Andrew Zimmern Isn't A Fan Of The World's 50 Best Restaurants List
Andrew Zimmern has traveled all over the world and eaten everything from burgers to bugs. It's no surprise then, that he's going to have his favorite restaurants — the ones he knows about because he's eaten there, knows the chef, or has gotten a recommendation from a trusted source. He doesn't get them off a "best of" list, especially a list like "The World's 50 Best."
This list was created way back in 2002 when a little British magazine called Restaurant assembled 150 experts to come up with a list of the 50 best restaurants in the world. Since their list for 2023 was just released crowning Central in Lima number one, Tasting Table asked Zimmern his opinion of "The World's 50 Best," and it turns out he's not a fan. Not only does the chef have an issue with "The World's 50 Best," he has an issue with most lists of this nature. "I think lists are great when you're on them and they suck when you're not," he tells us while promoting the new Netflix pop-up restaurant, Netflix Bites. "They are designed for exactly what you and I are talking about.
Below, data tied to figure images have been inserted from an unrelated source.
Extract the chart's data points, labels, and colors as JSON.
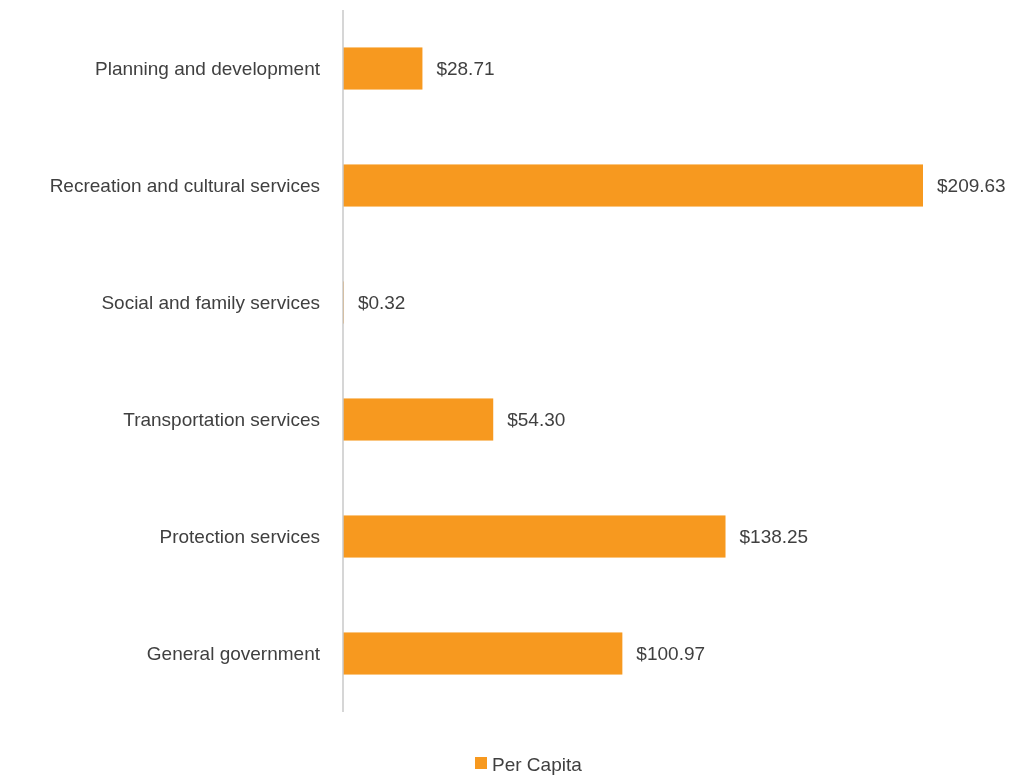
{
  "chart_data": {
    "type": "bar",
    "orientation": "horizontal",
    "categories": [
      "Planning and development",
      "Recreation and cultural services",
      "Social and family services",
      "Transportation services",
      "Protection services",
      "General government"
    ],
    "series": [
      {
        "name": "Per Capita",
        "color": "#f7991f",
        "values": [
          28.71,
          209.63,
          0.32,
          54.3,
          138.25,
          100.97
        ],
        "value_labels": [
          "$28.71",
          "$209.63",
          "$0.32",
          "$54.30",
          "$138.25",
          "$100.97"
        ]
      }
    ],
    "tick_labels": "y",
    "legend": "bottom"
  }
}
Because what are we talking about? Their list."
Lists tend to be subjective
So how does Andrew Zimmern pick his favorite restaurant? How does anyone? Does it have an interesting cocktail menu? Is the staff top-notch? Are its entrées unique? Each person believes their favorite restaurant is the best one on earth because it's totally subjective. While one person might like something high-end and quiet, another might prefer the loud neighborhood hole-in-the-wall. "I do think that there is a little bit of a skewed metric for doing this of all times when it comes to something subjective like food," the chef explains. "What's the best painting hanging in an American museum? I know I'm exaggerating to make a point, right? But that's what lists are all about."
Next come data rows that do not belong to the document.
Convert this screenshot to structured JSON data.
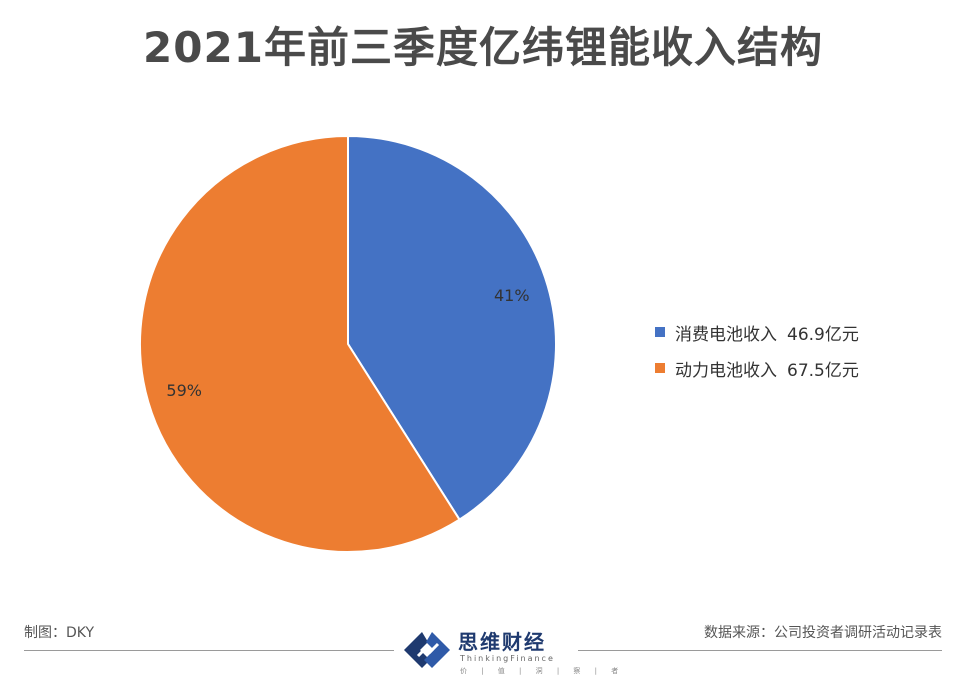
{
  "chart_data": {
    "type": "pie",
    "title": "2021年前三季度亿纬锂能收入结构",
    "slices": [
      {
        "name": "消费电池收入",
        "value": 46.9,
        "value_label": "46.9亿元",
        "percent_label": "41%",
        "color": "#4472C4"
      },
      {
        "name": "动力电池收入",
        "value": 67.5,
        "value_label": "67.5亿元",
        "percent_label": "59%",
        "color": "#ED7D31"
      }
    ],
    "legend_position": "right"
  },
  "footer": {
    "maker": "制图：DKY",
    "source": "数据来源：公司投资者调研活动记录表"
  },
  "logo": {
    "name_cn": "思维财经",
    "name_en": "ThinkingFinance",
    "sub": "价 | 值 | 洞 | 察 | 者",
    "icon": "thinking-finance-logo-icon"
  }
}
So, is there a list that Zimmern can get behind? He thinks the ones that are more focused are the better choice. "I think the smaller you get, in terms of geographical regions, the easier it is. When Jonathan Gold started the Gold List, with the 100 best restaurants [in Los Angeles], I thought that was brilliant," Zimmern says. "I think that's the secret to a good list: Go to a small region, list a lot. So, that's what I've always tried to do. But big region, United States, and try to pick 50? I mean, good luck," he exclaims.